Un día para recordar
Me pregunto qué sucederá el día que Estados Unidos pruebe su propia medicina. Es fácil sentirse líder sin haber sido golpeado ni una sola vez en territorio propio. (La única vez que lo ha sido septembrinamente fue por sorpresa y pretendieron conmover al mundo a través de los mass media). La fortaleza de esta nación, como la fortaleza de un ser humano, se comprueba en el padecimiento -no en la salud-. Quizás se acerca el momento de que no sólo las catástrofes naturales se ceben con el pueblo norteamericano. Y, en cualquier caso, es muy natural que ciertos países pretendan convertirse en una catástrofe para esa tribu.

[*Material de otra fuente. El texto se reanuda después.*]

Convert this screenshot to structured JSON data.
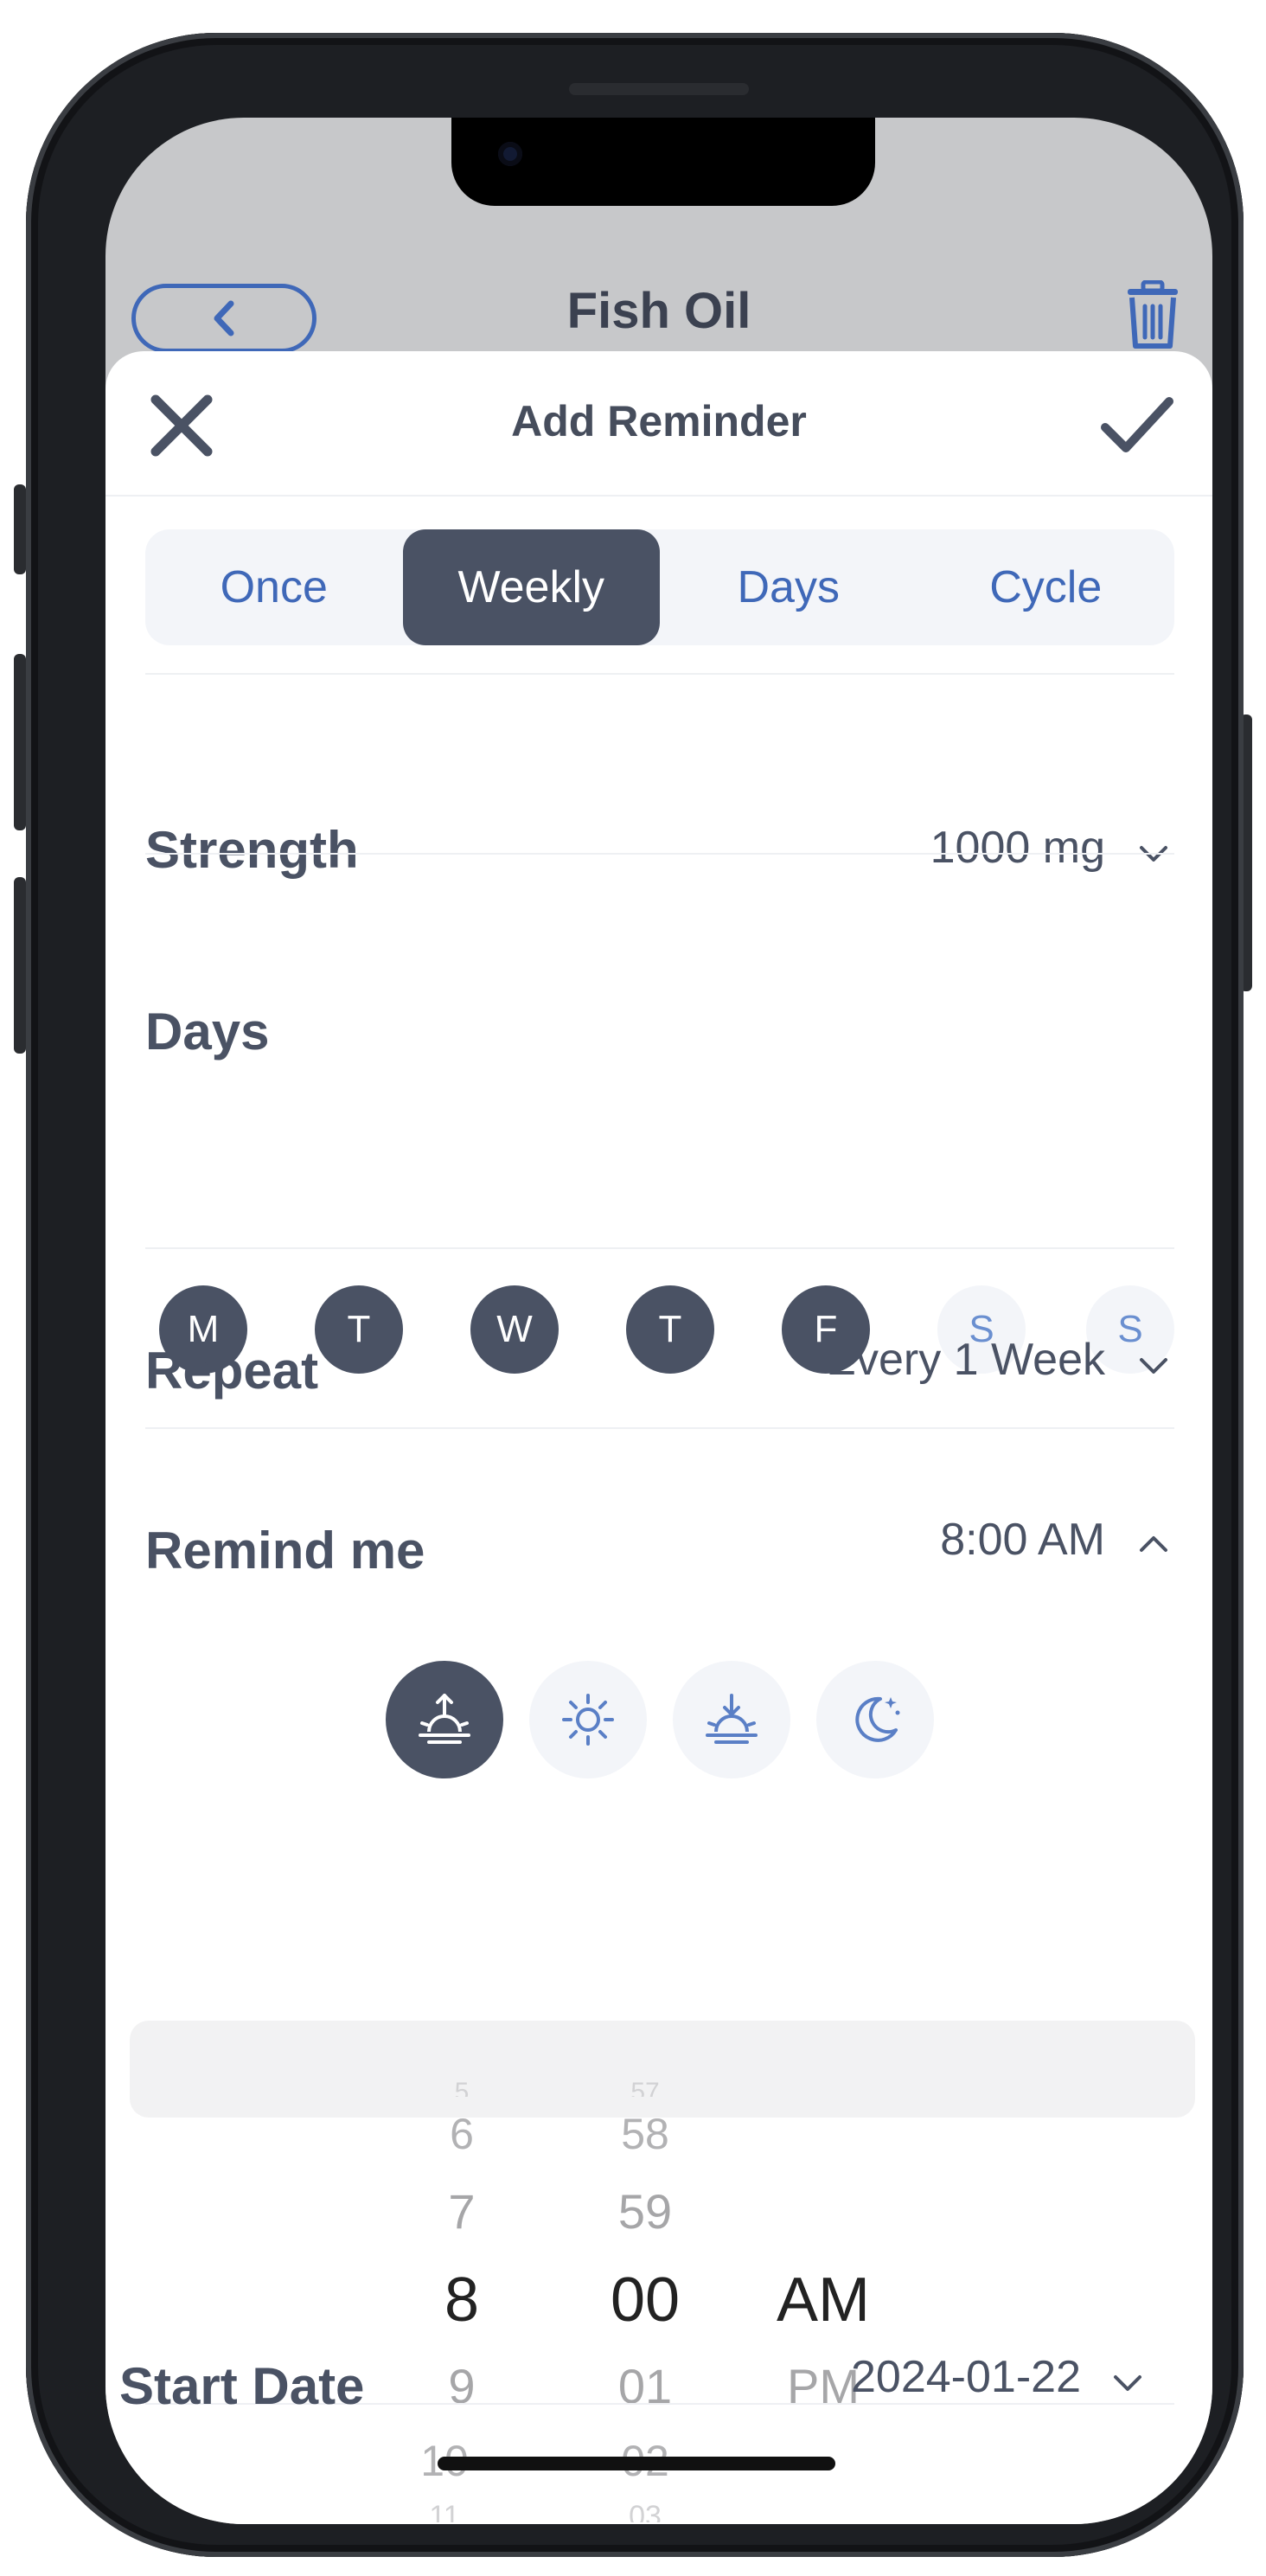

Irán ha visto lo que ha sucedido con Irak. Irak fue acusado de poseer algo inexistente y todos pueden ver lo que está pasando. Irán quiere ser diferente. No oculta sus propósitos. Sabe que va a ser invadida, independientemente de lo que hagan o digan. Por eso han decidido enriquecer uranio a espuertas (o, lo que es lo mismo, "a gran escala"). Y la cosa va tan en serio que China y Rusia ¡han suplicado! a Irán que no prosiga. Pero Irán no va a detenerse; es un pueblo que no piensa ser burlado como Irak. Saben que van a morir muchos, pero lo harán en una guerra abierta. ¡Como deben ser las guerras más nobles! Sólo que aquí las armas serán nucleares. Es una buena reflexión para la Semana Santa. Refrán: Tanto va el cántaro (U.S.A.) a la fuente (Oriente Medio) que acaba por romperse.
Reflexión: Imagino el comentario del burguesito medio de a turismo: "Pero, ¡¡¡¿¿¿entonces va a subir más la gasolina???!!! Jooo... ¡No es justooo!... ¡Precisamente ahora que llegan las vacaciones de verano!... ¡Si es que todo lo hacen a propósito!"
Nota: Sé que como he nombrado estas tres palabras, Irán-Irak-U.S.A., este blog será levemente intervenido. Todo escrito que contenga esas tres palabras es captado por los servidores de la tribu norteamericana. Luego comprobarán, si los sistemas no se caen, que este escrito corresponde a alguien exento de peligro alguno y pasarán de él. Pero por si se caen los sistemas y me toman por "enemigo público número uno" dejo constancia de que esto es sólo una manifestación de amargura, que nadie me sigue, que es un diario personal, repito "per so nal"; y que es mejor desquitarse a través de la palabra inofensiva que a tiros en un Burger King. Y la palabra hoy en día es inofensiva; tendrían que pasar siglos o milenios para que volviese a mover a un éxtasis Nürembergiano. Es lo bueno del pensamiento débil y vermiforme.